I'm trying to understand how python 2.5 deals with unicode strings. Although by now I think I have a good grasp of how I'm supposed to handle them in code, I don't fully understand what's going on behind the scenes, particularly when you type strings at the interpreter's prompt.
So python pre 3.0 has two types for strings, namely: str
(byte strings) and unicode
, which are both derived from basestring
. The default type for strings is str
.
str
objects have no notion of their actual encoding, they are just bytes. Either you've encoded a unicode string yourself and therefore know what encoding they are in, or you've read a stream of bytes whose encoding you also know beforehand (indeally). You can guess the encoding of a byte string whose encoding is unknown to you, but there just isn't a reliable way of figuring this out. Your best bet is to decode early, use unicode everywhere in your code and encode late.
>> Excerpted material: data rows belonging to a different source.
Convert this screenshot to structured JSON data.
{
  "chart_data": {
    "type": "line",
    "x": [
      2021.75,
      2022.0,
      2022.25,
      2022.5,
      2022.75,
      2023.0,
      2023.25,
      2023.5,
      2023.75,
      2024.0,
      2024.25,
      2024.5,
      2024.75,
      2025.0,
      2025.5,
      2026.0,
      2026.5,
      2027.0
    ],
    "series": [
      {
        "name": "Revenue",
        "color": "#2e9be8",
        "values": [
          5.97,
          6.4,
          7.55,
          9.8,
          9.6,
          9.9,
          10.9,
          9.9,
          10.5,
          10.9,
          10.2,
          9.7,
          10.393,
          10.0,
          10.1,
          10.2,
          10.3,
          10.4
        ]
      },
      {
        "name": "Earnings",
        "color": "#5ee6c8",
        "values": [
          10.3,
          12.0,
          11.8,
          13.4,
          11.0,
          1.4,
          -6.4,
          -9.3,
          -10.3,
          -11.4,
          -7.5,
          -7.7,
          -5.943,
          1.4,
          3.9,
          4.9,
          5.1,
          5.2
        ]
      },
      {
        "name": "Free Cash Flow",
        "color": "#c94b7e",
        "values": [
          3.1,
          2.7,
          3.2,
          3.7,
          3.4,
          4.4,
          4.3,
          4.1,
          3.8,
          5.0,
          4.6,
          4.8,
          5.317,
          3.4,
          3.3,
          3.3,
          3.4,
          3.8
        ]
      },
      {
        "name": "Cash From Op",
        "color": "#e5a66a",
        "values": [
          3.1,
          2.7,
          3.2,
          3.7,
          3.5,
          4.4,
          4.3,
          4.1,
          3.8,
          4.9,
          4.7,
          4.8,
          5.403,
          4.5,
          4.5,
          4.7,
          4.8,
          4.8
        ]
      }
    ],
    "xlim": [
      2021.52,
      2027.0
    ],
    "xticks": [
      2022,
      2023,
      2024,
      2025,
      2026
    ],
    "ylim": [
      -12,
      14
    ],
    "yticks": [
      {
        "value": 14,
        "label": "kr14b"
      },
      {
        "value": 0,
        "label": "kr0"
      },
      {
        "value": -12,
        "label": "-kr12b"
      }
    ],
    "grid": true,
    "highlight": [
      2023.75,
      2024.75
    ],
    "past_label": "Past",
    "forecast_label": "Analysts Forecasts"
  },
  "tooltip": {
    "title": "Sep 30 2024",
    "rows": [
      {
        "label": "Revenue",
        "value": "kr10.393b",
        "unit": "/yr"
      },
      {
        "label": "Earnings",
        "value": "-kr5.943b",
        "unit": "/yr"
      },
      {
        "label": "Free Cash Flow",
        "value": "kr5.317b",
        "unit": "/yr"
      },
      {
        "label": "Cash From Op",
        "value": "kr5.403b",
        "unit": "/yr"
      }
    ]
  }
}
That's fine. But strings typed into the interpreter are indeed encoded for you behind your back? Provided that my understanding of strings in Python is correct, what's the method/setting python uses to make this decision?
The source of my confusion is the differing results I get when I try the same thing on my system's python installation, and on my editor's embedded python console.
# Editor (Sublime Text)
>>> s = "La caña de España"
>>> s
'La ca\xc3\xb1a de Espa\xc3\xb1a'
>>> s.decode("utf-8")
u'La ca\xf1a de Espa\xf1a'
>>> sys.getdefaultencoding()
'ascii'
# Windows python interpreter
>>> s= "La caña de España"
>>> s
'La ca\xa4a de Espa\xa4a'
>>> s.decode("utf-8")
Traceback (most recent call last):
File "<stdin>", line 1, in <module>
File "C:\Python25\lib\encodings\utf_8.py", line 16, in decode
return codecs.utf_8_decode(input, errors, True)
UnicodeDecodeError: 'utf8' codec can't decode byte 0xa4 in position 5: unexpected code byte
>>> sys.getdefaultencoding()
'ascii'